Expert Comment: Rebekah Brooks arrestFriday 18 May 2012
Paddy Hoey, Lecturer in the Department of Politics, History, Media and Communication at Liverpool Hope, looks at the latest development in the 'phone hacking scandal.
There is a real sense that the Leveson Inquiry is getting to the core of its job and that a new world beckons for the British print media and its regulation.
Away from the inquiry Rebekah Brooks, a former editor of the News of the World, chief executive of News International and close Rupert Murdoch aide, was charged with three counts of conspiracy to obstruct the course of justice relating to police investigations into phone hacking.

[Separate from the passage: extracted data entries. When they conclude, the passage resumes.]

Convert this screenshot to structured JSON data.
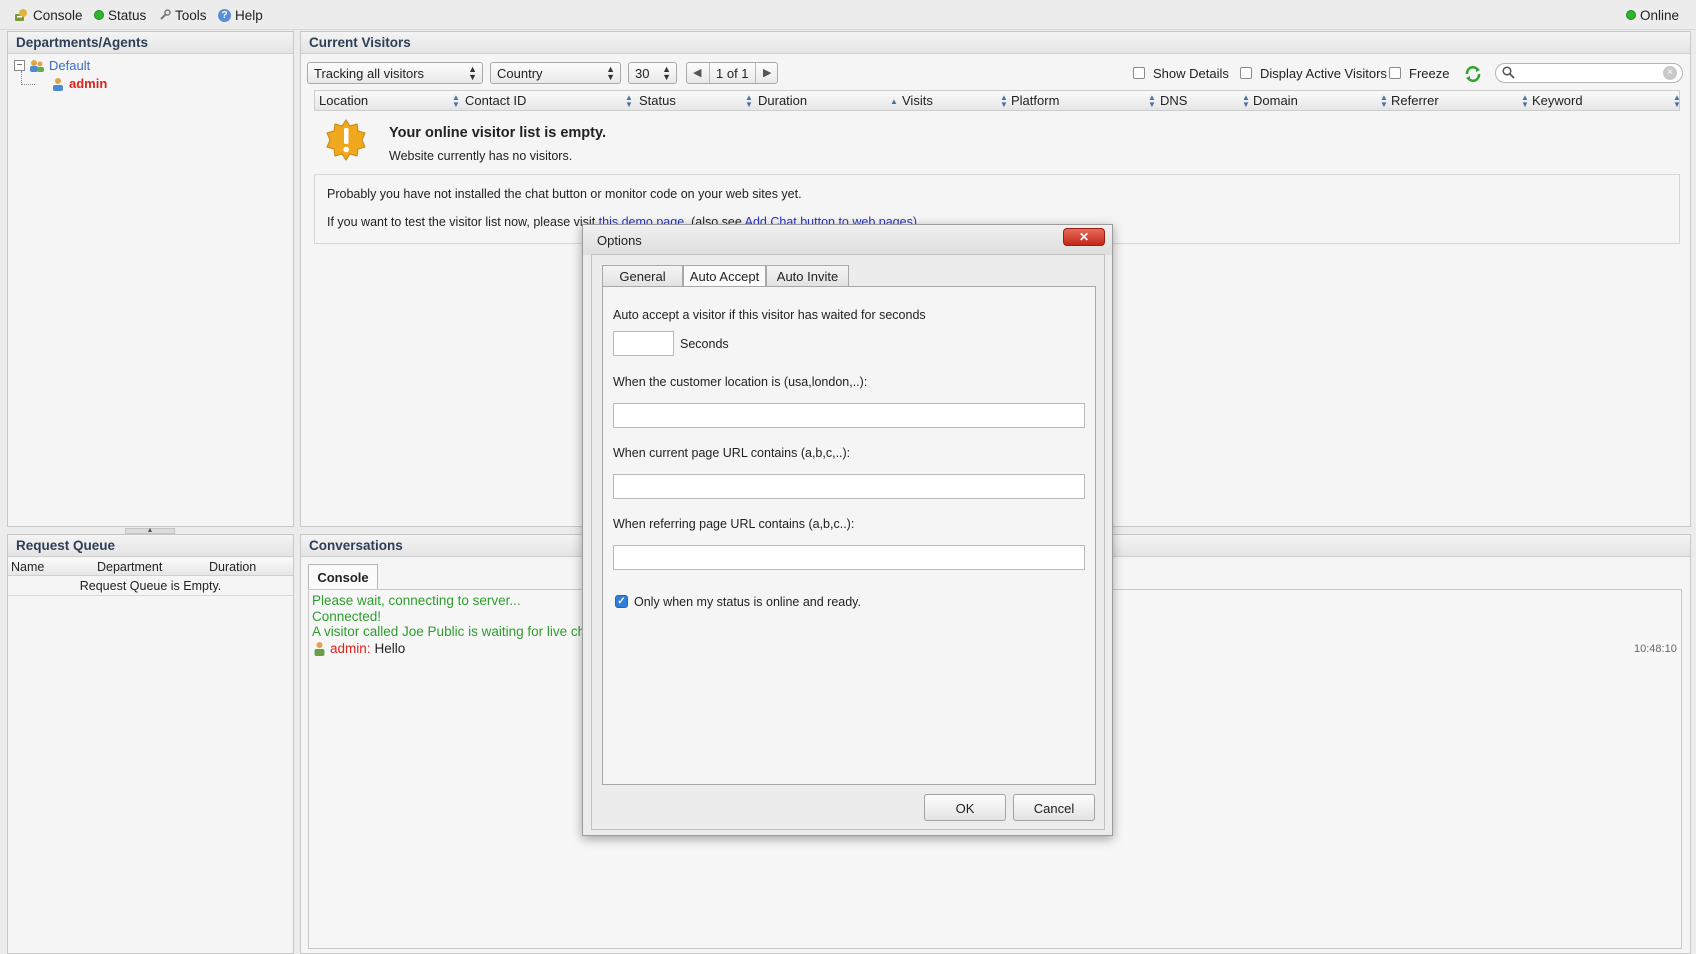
{
  "menubar": {
    "console": "Console",
    "status": "Status",
    "tools": "Tools",
    "help": "Help",
    "online_status": "Online"
  },
  "departments_panel": {
    "title": "Departments/Agents",
    "department": "Default",
    "agent": "admin"
  },
  "visitors_panel": {
    "title": "Current Visitors",
    "tracking_select": "Tracking all visitors",
    "country_select": "Country",
    "page_size_select": "30",
    "page_indicator": "1 of 1",
    "show_details": "Show Details",
    "display_active": "Display Active Visitors",
    "freeze": "Freeze",
    "columns": [
      "Location",
      "Contact ID",
      "Status",
      "Duration",
      "Visits",
      "Platform",
      "DNS",
      "Domain",
      "Referrer",
      "Keyword"
    ],
    "empty_title": "Your online visitor list is empty.",
    "empty_subtitle": "Website currently has no visitors.",
    "install_hint": "Probably you have not installed the chat button or monitor code on your web sites yet.",
    "test_hint_prefix": "If you want to test the visitor list now, please visit",
    "demo_link": "this demo page.",
    "also_see": "(also see",
    "add_chat_link": "Add Chat button to web pages)"
  },
  "request_queue": {
    "title": "Request Queue",
    "columns": [
      "Name",
      "Department",
      "Duration"
    ],
    "empty": "Request Queue is Empty."
  },
  "conversations": {
    "title": "Conversations",
    "tab": "Console",
    "lines": [
      "Please wait, connecting to server...",
      "Connected!",
      "A visitor called Joe Public is waiting for live ch"
    ],
    "sender": "admin:",
    "message": "Hello",
    "timestamp": "10:48:10"
  },
  "dialog": {
    "title": "Options",
    "tabs": [
      "General",
      "Auto Accept",
      "Auto Invite"
    ],
    "active_tab": "Auto Accept",
    "wait_label": "Auto accept a visitor if this visitor has waited for seconds",
    "seconds_value": "",
    "seconds_label": "Seconds",
    "location_label": "When the customer location is (usa,london,..):",
    "location_value": "",
    "page_url_label": "When current page URL contains (a,b,c,..):",
    "page_url_value": "",
    "referrer_label": "When referring page URL contains (a,b,c..):",
    "referrer_value": "",
    "online_only_label": "Only when my status is online and ready.",
    "online_only_checked": true,
    "ok": "OK",
    "cancel": "Cancel"
  },
  "colors": {
    "panel_title": "#2d3f55",
    "agent_red": "#e0221b",
    "dept_blue": "#3b6bc4",
    "log_green": "#2e9d2e",
    "link_blue": "#2434c8",
    "checkbox_blue": "#2f7fd8"
  }
}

Above and beyond phone hacking, Brooks’ case is in many ways fundamental to the future of the British press and the media in general.
Brooks was the link between the current government and the Murdoch empire, the outcome of her case could go on to be deeply instructive for those holding power and those seeking to influence it.
Whether a product of Machiavellian impulses on either side, or as a product of a friendship between the Prime Minister David Cameron and Brooks’ racehorse trainer husband, Charlie, critics on all sides have caught not just the whiff of corruption and scandal, but an overpowering foetid stench.
The close ties to the Murdoch empire (by the last two governments) were based on more than friendships forged on the playing fields of Eton or at gatherings of the Chipping Norton set; they were based on the fear of the political elites of losing the support of the Murdoch news operations in Britain. The power of the Murdoch press in the 1980s and 1990s remains fresh in the minds of politicians and central to university curricula on media and democracy in Britain.
Tony Blair successfully courted the Murdoch press and that has deeply influenced the current Tory administration. Culture Secretary Jeremy Hunt is up soon at Leveson, where he will be questioned about hundreds of pages of emails between his office and a Murdoch company lobbyist during negotiations over whether News Corporation should be allowed to take-over BskyB. Blair’s approach to Murdoch resonates with the Conservatives and Hunt is alleged to have described the former Labour Prime Minister as ‘our Bill Clinton.’
So what is the future in the wake of all this? Well, the government green paper on the future of the media which was expected in early autumn might have to be postponed (again), or indeed shelved altogether, if Jeremy Hunt is caught in the flak caused by the case. Certainly, any minister outlining the future of public service broadcasting in Britain, but who has identifiable links to the Murdoch empire, would appear, to be ideologically compromised. Any government that has deep set links with the Murdoch empire would also be on un-firm ground suggesting widespread reforms which would benefit commercial broadcasters like News Corporation.
What future for the deeply troubled press? There will be fundamental reform. The current Press Complaints Commission has to be given further powers, but powers which stop short of statutory regulation, something that those involved on all sides want to avoid.
However, the real question is that if we stop short of regulating the press, and the political influence of the media becomes ever more pronounced in this media age, how long will it be before we revisit the sins of the very recent past?